A veces, como consecuencia de ir corriendo en contra del fuerte viento de levante, con la cazadora abierta para que se inflara la parte de la espalda y en su imaginación le pareciera ir volando… se ponía malo. Tenía tos o fiebre y sus salidas habían quedado prohibidas por el alto mando hasta nuevo aviso. Entonces, la distracción pegada al cristal en esos días era cazar moscas.
El médico solía recetar inyectables que venían en unos tarritos de cristal, futuras trampas mortales para moscas. Avisado el practicante, -vecino de la puerta de enfrente- banderilleaba sin pudor sobre el niño, haciendo gala de gran maestría torera.
Aunque estuviera nervioso sabiendo que la aguja terminaría en uno de sus glúteos, la ceremonia de preparación era todo un espectáculo. Por aquellos años, el practicante llevaba la jeringa en una cajita metálica que llegado el momento hacía las veces de hornilla y hervidor. Volcaba en ella una pequeña cantidad de agua, encendía la hornilla y esperaba, en conversación amena con los padres, mientras la jeringa y la aguja hervían. Atravesaba luego con la aguja el tapón de goma del tarrito de cristal y llenaba la jeringa con la sustancia a inyectar. Por entonces ya estaba dando las instrucciones pertinentes -bájate el pantalón- al desgraciado receptor.
El momento posterior, el más esperado, era cuando le hacía entrega del merecido premio al niño: el tarrito coleccionable que serviría como jaula para las moscas del cristal.

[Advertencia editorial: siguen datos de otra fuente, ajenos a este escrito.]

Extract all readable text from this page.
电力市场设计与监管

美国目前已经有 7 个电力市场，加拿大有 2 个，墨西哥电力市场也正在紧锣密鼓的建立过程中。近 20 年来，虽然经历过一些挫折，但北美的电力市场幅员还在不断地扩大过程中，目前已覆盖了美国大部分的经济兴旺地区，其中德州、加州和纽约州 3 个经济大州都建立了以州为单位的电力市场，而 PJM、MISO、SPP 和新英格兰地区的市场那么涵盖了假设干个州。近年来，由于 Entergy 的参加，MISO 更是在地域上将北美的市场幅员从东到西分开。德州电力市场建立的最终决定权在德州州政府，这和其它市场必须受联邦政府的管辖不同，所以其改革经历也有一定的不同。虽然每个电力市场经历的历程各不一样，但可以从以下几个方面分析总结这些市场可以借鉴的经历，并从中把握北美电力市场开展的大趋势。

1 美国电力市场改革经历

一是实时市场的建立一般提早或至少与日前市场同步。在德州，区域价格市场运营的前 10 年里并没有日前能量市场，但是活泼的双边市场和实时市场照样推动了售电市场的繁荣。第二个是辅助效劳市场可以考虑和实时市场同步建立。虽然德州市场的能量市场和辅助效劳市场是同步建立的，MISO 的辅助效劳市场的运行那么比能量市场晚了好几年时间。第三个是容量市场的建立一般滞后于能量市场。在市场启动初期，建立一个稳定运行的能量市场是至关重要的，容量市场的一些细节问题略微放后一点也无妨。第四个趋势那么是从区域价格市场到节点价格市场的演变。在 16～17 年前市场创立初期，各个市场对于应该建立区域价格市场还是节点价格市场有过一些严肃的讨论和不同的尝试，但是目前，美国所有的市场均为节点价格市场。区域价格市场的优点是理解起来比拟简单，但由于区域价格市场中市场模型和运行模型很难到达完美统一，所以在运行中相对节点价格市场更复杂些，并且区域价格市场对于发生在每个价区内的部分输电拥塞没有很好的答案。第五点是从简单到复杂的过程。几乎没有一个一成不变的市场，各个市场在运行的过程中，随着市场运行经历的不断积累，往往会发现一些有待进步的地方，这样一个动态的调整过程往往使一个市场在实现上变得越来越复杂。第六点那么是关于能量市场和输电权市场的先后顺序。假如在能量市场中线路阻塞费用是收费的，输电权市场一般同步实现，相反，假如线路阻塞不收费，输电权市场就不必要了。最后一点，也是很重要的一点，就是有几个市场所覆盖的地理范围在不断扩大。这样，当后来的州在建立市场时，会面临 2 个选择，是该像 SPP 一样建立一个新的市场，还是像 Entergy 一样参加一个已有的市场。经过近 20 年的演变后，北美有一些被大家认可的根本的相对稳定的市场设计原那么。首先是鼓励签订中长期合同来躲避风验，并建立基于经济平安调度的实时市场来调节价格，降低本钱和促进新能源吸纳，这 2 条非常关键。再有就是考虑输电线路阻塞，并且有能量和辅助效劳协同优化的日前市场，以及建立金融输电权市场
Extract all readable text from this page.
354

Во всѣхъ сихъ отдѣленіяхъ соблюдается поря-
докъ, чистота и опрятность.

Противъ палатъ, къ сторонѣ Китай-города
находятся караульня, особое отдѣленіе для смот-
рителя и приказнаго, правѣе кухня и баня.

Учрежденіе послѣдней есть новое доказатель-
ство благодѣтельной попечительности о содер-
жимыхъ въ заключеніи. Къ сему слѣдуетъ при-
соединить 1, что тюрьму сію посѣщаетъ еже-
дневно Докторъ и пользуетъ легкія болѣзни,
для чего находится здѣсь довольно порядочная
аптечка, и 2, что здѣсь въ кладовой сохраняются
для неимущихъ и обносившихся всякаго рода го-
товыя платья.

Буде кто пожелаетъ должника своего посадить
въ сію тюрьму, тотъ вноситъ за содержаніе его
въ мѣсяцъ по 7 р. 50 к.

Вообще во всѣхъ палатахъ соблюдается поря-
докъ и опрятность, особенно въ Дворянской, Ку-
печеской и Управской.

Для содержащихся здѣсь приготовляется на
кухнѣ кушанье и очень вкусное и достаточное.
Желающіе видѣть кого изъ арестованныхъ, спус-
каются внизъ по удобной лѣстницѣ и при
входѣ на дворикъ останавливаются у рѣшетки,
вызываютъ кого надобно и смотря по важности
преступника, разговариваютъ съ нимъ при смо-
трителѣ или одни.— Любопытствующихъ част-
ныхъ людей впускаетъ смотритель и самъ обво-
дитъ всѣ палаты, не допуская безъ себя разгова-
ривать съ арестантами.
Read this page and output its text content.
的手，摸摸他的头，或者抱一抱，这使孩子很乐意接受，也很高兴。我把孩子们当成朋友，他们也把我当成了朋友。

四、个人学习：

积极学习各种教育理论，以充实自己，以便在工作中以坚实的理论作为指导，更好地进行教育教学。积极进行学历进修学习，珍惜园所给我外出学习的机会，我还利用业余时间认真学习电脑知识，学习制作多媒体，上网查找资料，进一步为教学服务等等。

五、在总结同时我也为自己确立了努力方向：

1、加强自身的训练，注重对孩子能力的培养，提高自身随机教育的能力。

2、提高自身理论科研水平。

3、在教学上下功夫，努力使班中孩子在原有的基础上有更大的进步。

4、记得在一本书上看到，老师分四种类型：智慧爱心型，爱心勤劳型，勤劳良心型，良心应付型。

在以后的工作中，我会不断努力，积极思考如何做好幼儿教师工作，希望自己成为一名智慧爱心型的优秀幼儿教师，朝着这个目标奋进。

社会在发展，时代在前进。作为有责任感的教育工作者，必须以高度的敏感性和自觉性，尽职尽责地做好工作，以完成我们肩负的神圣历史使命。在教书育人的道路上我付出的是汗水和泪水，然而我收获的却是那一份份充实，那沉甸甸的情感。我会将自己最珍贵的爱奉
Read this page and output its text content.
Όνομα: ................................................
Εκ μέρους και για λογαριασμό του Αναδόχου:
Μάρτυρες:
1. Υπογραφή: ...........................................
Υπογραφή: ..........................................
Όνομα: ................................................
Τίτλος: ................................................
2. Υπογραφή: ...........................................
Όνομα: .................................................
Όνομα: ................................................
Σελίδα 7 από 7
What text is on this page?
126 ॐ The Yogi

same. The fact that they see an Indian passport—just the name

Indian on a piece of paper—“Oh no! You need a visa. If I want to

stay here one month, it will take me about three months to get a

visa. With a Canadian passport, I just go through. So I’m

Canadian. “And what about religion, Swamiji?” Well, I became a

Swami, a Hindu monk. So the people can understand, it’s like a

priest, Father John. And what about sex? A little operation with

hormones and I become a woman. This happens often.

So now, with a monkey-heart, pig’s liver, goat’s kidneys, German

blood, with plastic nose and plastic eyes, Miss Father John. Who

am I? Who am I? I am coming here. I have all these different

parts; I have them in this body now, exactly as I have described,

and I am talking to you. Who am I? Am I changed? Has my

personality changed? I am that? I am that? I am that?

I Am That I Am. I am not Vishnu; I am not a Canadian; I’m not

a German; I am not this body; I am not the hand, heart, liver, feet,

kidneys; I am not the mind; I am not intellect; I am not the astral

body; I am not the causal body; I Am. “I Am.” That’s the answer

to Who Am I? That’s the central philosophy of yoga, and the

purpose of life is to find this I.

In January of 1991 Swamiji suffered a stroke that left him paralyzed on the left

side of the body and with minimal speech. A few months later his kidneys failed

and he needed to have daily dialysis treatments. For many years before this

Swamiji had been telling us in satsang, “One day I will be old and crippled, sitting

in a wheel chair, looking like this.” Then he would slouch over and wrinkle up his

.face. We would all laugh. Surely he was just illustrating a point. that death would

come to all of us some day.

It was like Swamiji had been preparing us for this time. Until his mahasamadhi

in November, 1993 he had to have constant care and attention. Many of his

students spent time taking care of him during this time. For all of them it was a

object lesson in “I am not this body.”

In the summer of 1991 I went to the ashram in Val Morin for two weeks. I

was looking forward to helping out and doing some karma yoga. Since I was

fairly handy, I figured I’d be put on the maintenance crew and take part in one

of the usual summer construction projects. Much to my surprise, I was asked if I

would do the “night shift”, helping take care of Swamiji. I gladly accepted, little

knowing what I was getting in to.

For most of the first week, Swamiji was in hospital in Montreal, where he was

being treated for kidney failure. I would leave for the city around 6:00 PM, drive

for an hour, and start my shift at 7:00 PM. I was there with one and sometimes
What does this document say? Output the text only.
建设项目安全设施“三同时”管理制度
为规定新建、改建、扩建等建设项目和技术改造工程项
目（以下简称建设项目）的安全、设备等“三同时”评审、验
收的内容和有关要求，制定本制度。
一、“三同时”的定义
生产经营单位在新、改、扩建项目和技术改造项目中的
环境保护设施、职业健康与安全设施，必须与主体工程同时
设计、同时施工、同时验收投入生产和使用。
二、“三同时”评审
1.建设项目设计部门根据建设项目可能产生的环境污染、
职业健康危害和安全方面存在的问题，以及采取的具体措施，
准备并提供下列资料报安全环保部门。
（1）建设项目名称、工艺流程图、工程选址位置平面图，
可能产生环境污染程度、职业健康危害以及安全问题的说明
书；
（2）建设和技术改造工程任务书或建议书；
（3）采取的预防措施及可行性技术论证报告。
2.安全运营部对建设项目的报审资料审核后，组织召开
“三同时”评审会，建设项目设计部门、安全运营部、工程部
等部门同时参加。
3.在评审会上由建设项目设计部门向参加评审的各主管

Ésta era una actividad que requería de mucha habilidad, y se lograba después de bastantes jornadas cinegéticas volcadas con ahínco sobre las esquinas de la ventana por donde la mosca procuraba escabullirse.
Así que el viento condicionaba en parte la vida de un niño en este barrio de O’Donnell de los años cincuenta, en mi Ceuta natal.
Años después, en otros lugares menos castigados por la furia de Eolo, Señor de los vientos, he oído decir en muchas ocasiones la expresión “hace mucho aire”. Sonriendo en silencio bajo el bigote, he dicho para mis adentros: Se llama viento y tú no sabes lo que es eso.
Carlos Bernal
27 agosto 2021.
Esto era más o menos lo que veía el niño desde su ventana. Foto: Joaquín García Estudillo. |
Mis recuerdos muy parecidos. Solo que yo, desde mi casa, no alcanzaba a ver el mar. Para verlo había que subir a la azotea y, con levante, pocas veces me dejaban hacerlo. Mis vistas eran a un mar de eucaliptos plateados y empapados en el agua a espuertas de la lluvia levantisca.
ResponderEliminarLo sé, amigo Joaquín. Ese paisaje tuyo estaba orientado justo en dirección opuesta. Pero compartimos casi todo lo demás. Un abrazo y gracias por pasarte por aquí.
EliminarCuentas la historia en tercera persona del singular, yo, sin embargo,la he leído en primera persona del plural.
ResponderEliminarMuy buena apreciación, vecino. Justo podría haberla contado así, con un nosotros como personajes, como protagonistas que fuimos, que somos. Pero he preferido esa tercera persona para alejarme un poco y poder verlo con más perspectiva. Cosas de la literatura en pequeñito que uno intenta para pasar el calor de la tarde... Un abrazo y gracias por llegarte.